Les paysans s'enrichirent, la vie continuait, les courses de chevaux étaient toujours très appréciées. Les jeux et paris de toutes sortes également. Bref, une jeunesse parmi des gens de la campagne, malins, filous, et peu enclins à la discipline.

Paddy découvre la poésie et l'amour pur et chaste par l'intermédiaire d'une institutrice, mais garçon oblige, il fait aussi le coup de poing.
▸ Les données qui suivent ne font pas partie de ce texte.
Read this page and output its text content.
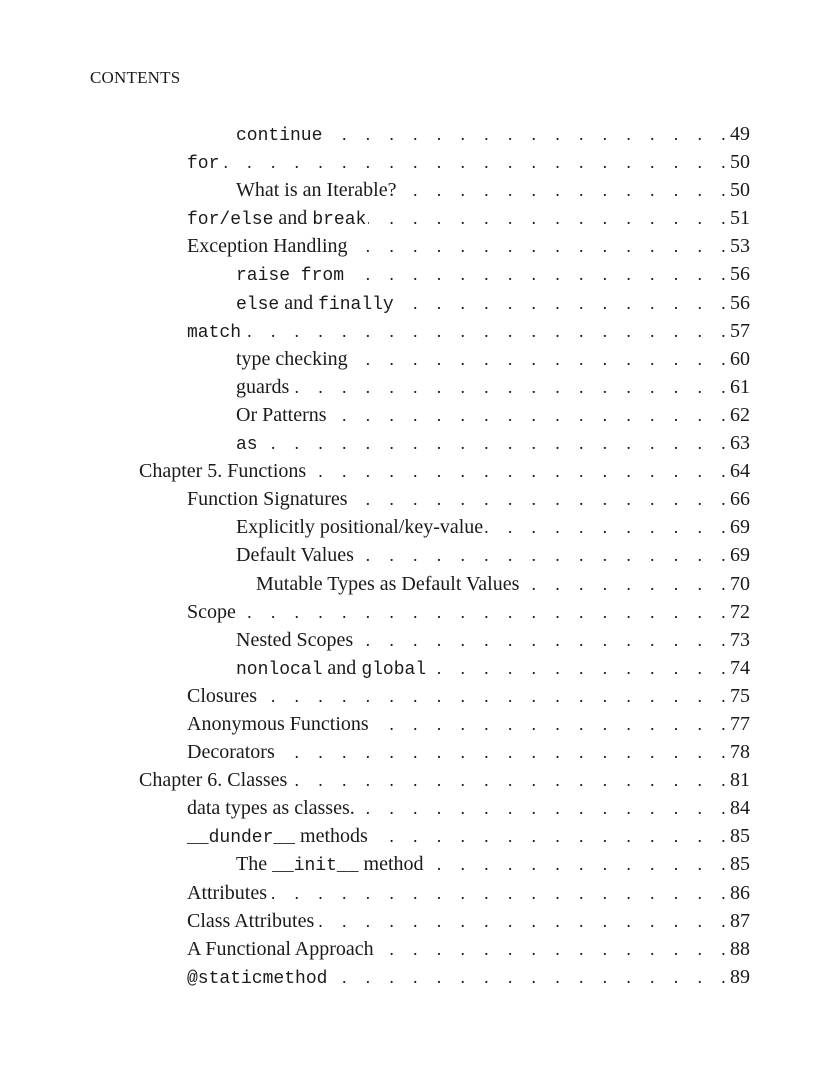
CONTENTS
continue . . .	49
for . . .	50
What is an Iterable? . . .	50
for/else and break . . .	51
Exception Handling . . .	53
raise from . . .	56
else and finally . . .	56
match . . .	57
type checking . . .	60
guards . . .	61
Or Patterns . . .	62
as . . .	63
Chapter 5. Functions . . .	64
Function Signatures . . .	66
Explicitly positional/key-value . . .	69
Default Values . . .	69
Mutable Types as Default Values . . .	70
Scope . . .	72
Nested Scopes . . .	73
nonlocal and global . . .	74
Closures . . .	75
Anonymous Functions . . .	77
Decorators . . .	78
Chapter 6. Classes . . .	81
data types as classes. . . .	84
__dunder__ methods . . .	85
The __init__ method . . .	85
Attributes . . .	86
Class Attributes . . .	87
A Functional Approach . . .	88
@staticmethod . . .	89
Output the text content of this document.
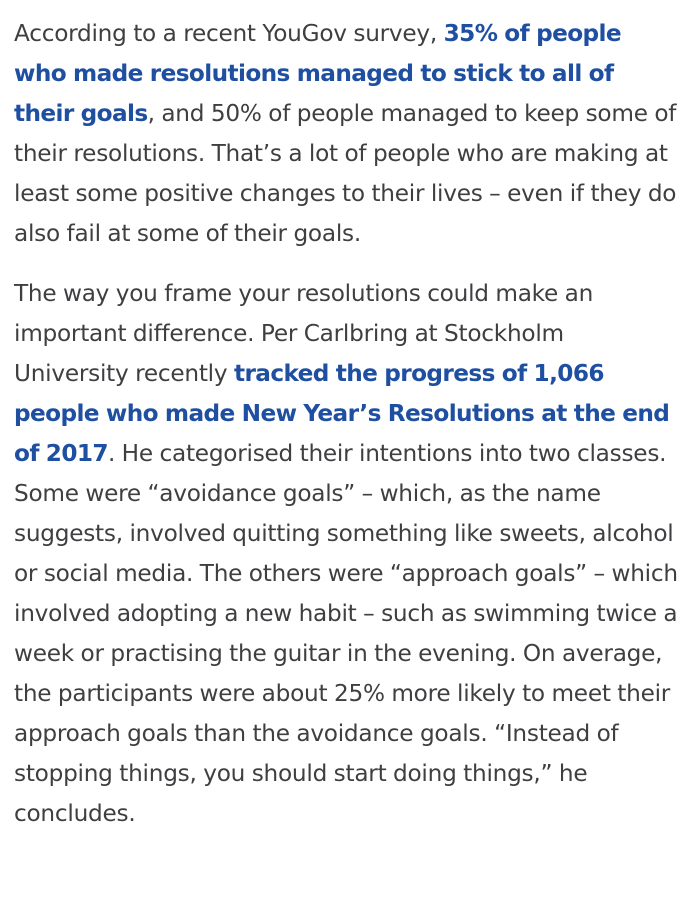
According to a recent YouGov survey, 35% of people who made resolutions managed to stick to all of their goals, and 50% of people managed to keep some of their resolutions. That’s a lot of people who are making at least some positive changes to their lives – even if they do also fail at some of their goals.

The way you frame your resolutions could make an important difference. Per Carlbring at Stockholm University recently tracked the progress of 1,066 people who made New Year’s Resolutions at the end of 2017. He categorised their intentions into two classes. Some were “avoidance goals” – which, as the name suggests, involved quitting something like sweets, alcohol or social media. The others were “approach goals” – which involved adopting a new habit – such as swimming twice a week or practising the guitar in the evening. On average, the participants were about 25% more likely to meet their approach goals than the avoidance goals. “Instead of stopping things, you should start doing things,” he concludes.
Ensuite les années de guerre contre l'occupation anglaise, l'indépendance, mais une certaine misère, les foires à l'embauche, le départ pour de longs mois.

Cordonnier-paysan comme son père pendant un temps, l'écriture lui permettra de quitter cette vie qu'il décrira si bien.

L'écrivain est le personnage principal, et cela semble normal de cette autobiographie. Il finit sa vie de manière bien triste, victime d'un cancer, il intente un procès à un journal, le perd et se fâche avec la plupart des écrivains de l'époque. La maladie et l'alcool ont eu raison de lui.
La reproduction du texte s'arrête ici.